The basic gist of the bill is that ByteDance has six months to either sell off its American user base or leave it behind entirely, something the CCP has vowed not to do. However, that’s not all it contains:

  • To begin, should ByteDance fail to divest itself of TikTok’s American market, the bill is designed to ensure that individual companies will do it for them. After the six months is over, any app store or entity found to host TikTok would face civil penalties of up to $5,000 for each user “within the land or maritime borders of the United States.”
  • While the bill names ByteDance and TikTok specifically, the language is such that it would give the president the authority to designate other “foreign adversary controlled” applications as subject to similar censorship.
  • Currently, the list of “foreign adversary” countries to whom the bill would apply consists of North Korea, China, Russia, and Iran, though that list could be updated at a later time should the American government deem it appropriate to do so.

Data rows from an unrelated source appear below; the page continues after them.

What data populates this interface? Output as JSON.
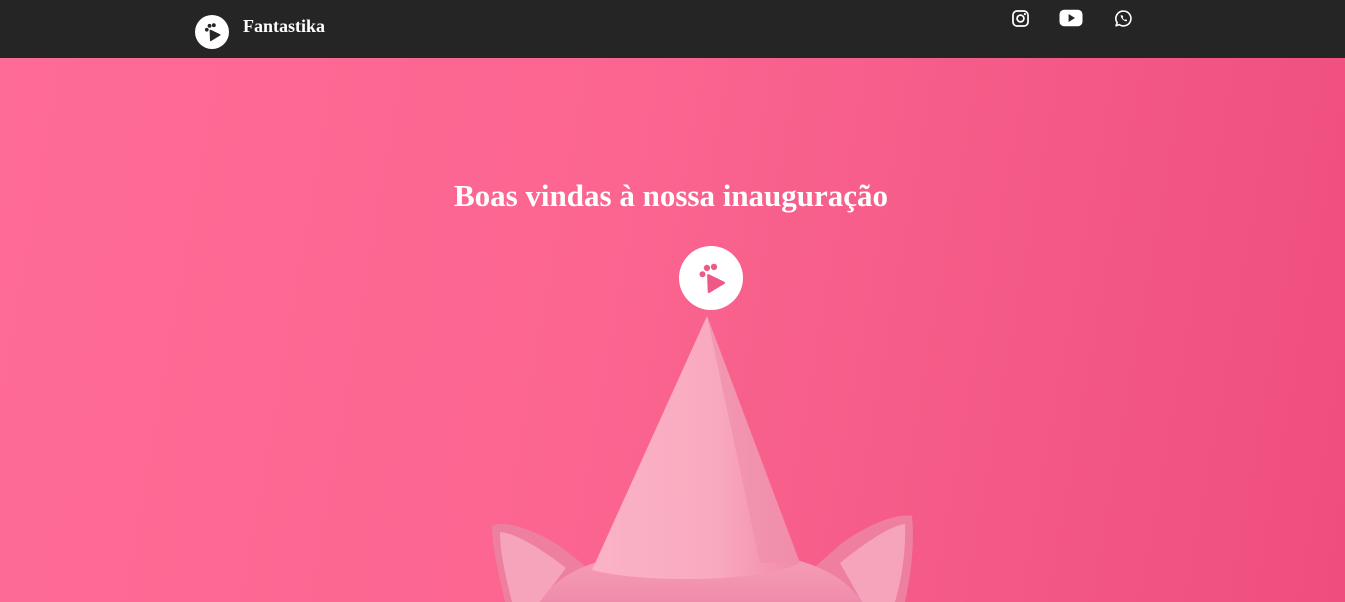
{
  "navbar": {
    "brand_name": "Fantastika",
    "logo_icon": "paw-play-icon",
    "social": [
      {
        "name": "instagram",
        "icon": "instagram-icon"
      },
      {
        "name": "youtube",
        "icon": "youtube-icon"
      },
      {
        "name": "whatsapp",
        "icon": "whatsapp-icon"
      }
    ]
  },
  "hero": {
    "title": "Boas vindas à nossa inauguração",
    "logo_icon": "paw-play-icon",
    "image": "dog-with-party-hat"
  },
  "colors": {
    "navbar_bg": "#252525",
    "hero_pink": "#fb6590",
    "hero_pink_dark": "#ee4e7e",
    "logo_bg": "#ffffff",
    "accent_pink": "#ee5a85"
  }
}
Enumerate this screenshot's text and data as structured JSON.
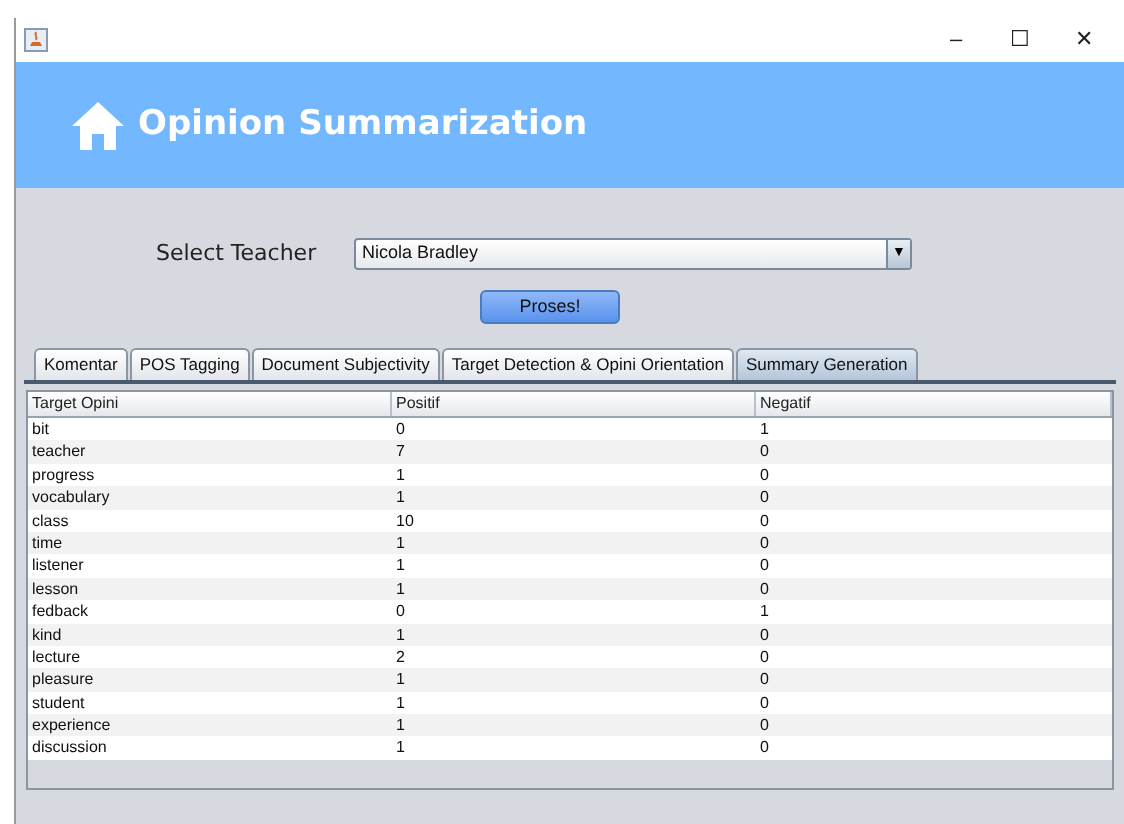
{
  "window": {
    "title_controls": [
      "–",
      "☐",
      "✕"
    ]
  },
  "header": {
    "title": "Opinion Summarization"
  },
  "teacher_select": {
    "label": "Select Teacher",
    "value": "Nicola Bradley",
    "arrow": "▼"
  },
  "process_button": "Proses!",
  "tabs": [
    {
      "label": "Komentar",
      "selected": false
    },
    {
      "label": "POS Tagging",
      "selected": false
    },
    {
      "label": "Document Subjectivity",
      "selected": false
    },
    {
      "label": "Target Detection & Opini Orientation",
      "selected": false
    },
    {
      "label": "Summary Generation",
      "selected": true
    }
  ],
  "table": {
    "columns": [
      "Target Opini",
      "Positif",
      "Negatif"
    ],
    "rows": [
      [
        "bit",
        "0",
        "1"
      ],
      [
        "teacher",
        "7",
        "0"
      ],
      [
        "progress",
        "1",
        "0"
      ],
      [
        "vocabulary",
        "1",
        "0"
      ],
      [
        "class",
        "10",
        "0"
      ],
      [
        "time",
        "1",
        "0"
      ],
      [
        "listener",
        "1",
        "0"
      ],
      [
        "lesson",
        "1",
        "0"
      ],
      [
        "fedback",
        "0",
        "1"
      ],
      [
        "kind",
        "1",
        "0"
      ],
      [
        "lecture",
        "2",
        "0"
      ],
      [
        "pleasure",
        "1",
        "0"
      ],
      [
        "student",
        "1",
        "0"
      ],
      [
        "experience",
        "1",
        "0"
      ],
      [
        "discussion",
        "1",
        "0"
      ]
    ]
  }
}
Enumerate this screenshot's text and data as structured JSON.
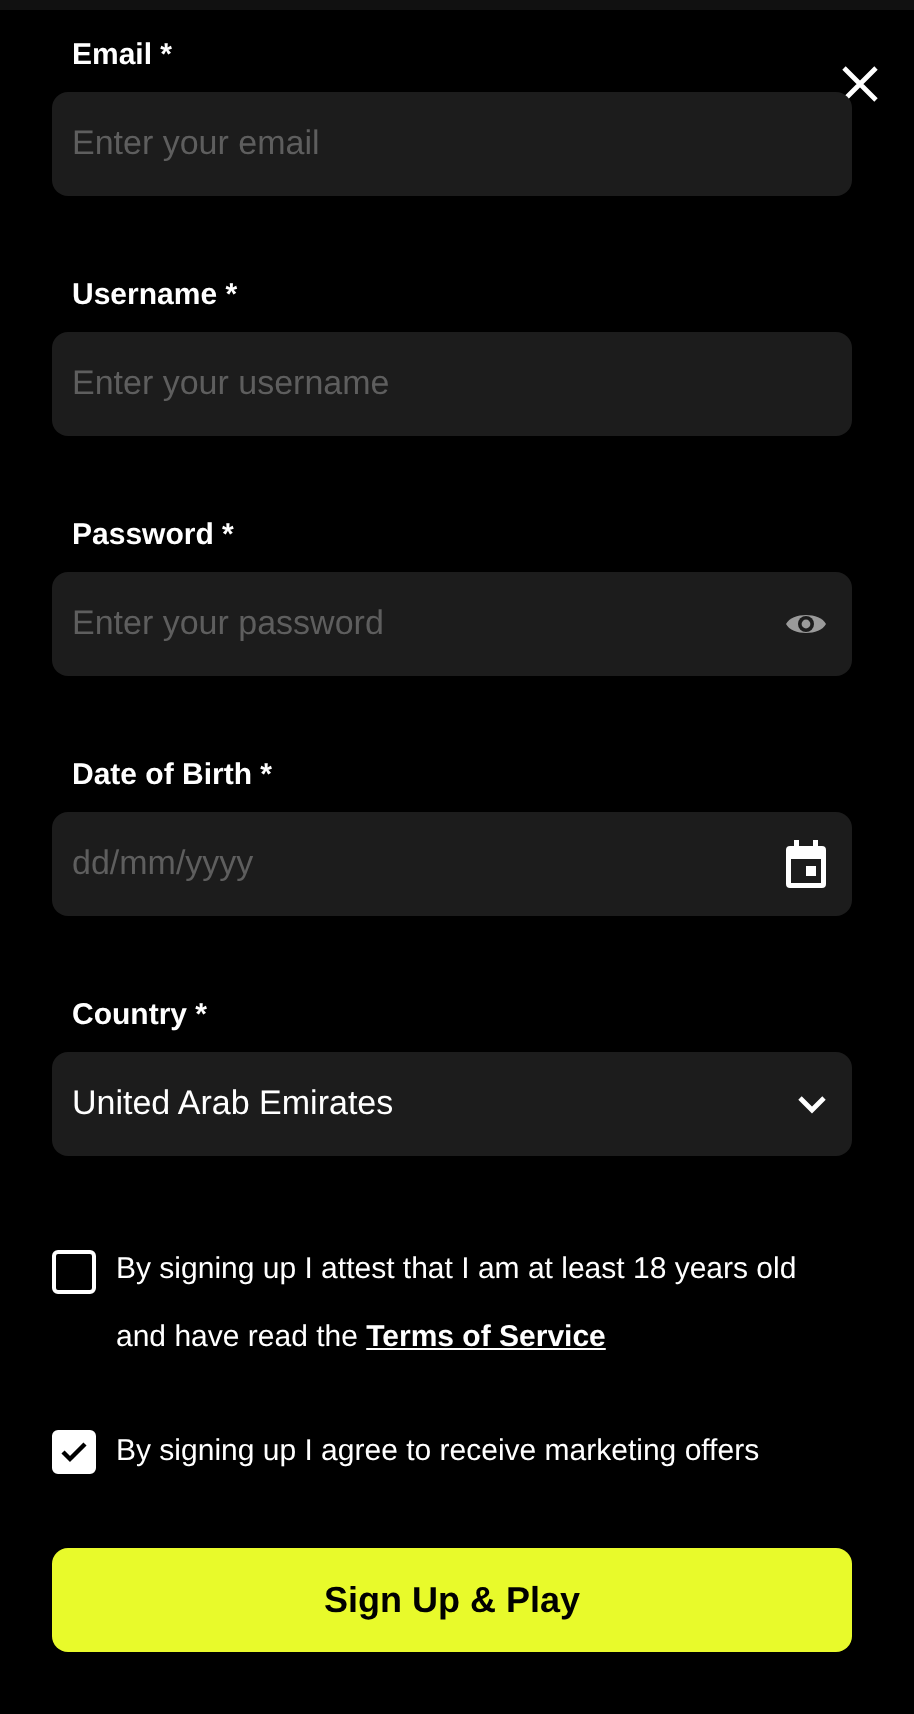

That last bit of open-ended legislation is what has many of the bill’s detractors worried. Most see the threat that TikTok poses, but fear that giving the government the authority to impose this level of censorship could set a troubling precedent for the future.

In short, they’re worried that the solution will end up being worse than the problem.

And that’s a concern that extends beyond TikTok and the bill opposing it.

God’s solution: grow up

One of the most difficult aspects of fixing the sin in our lives can be addressing the symptom rather than the root cause of our struggles.

We see that idea play out with the religious leaders throughout the gospels as Jesus continually worked to tear down the man-made laws intended to keep people from sin, but which ended up keeping them from God. That dynamic was at the heart of his Sermon on the Mount, where six times Christ addresses the crowds with some variation of “You have heard it said…but I say to you” (Matthew 5:21–48).

In each case, his goal was to help people understand the ways that they had become so focused on controlling their actions that they had given sin room to take root in their hearts. And, as a result, their solution only made the problem worse.

Instead, Jesus called them to “be perfect, as your heavenly Father is perfect” (Matthew 5:48).

Eugene Peterson, in The Message, translates it this way: “In a word, what I’m saying is, Grow up. You’re kingdom subjects. Now live like it. Live out your God-created identity. Live generously and graciously toward others, the way God lives toward you.”

Christ’s call hasn’t changed. He still expects us to “grow up” and become the people he has created us to be. And a key part of doing so is learning to see beyond the moment to address the real problem without creating a host of others in the process.

Where does God want you to grow up today?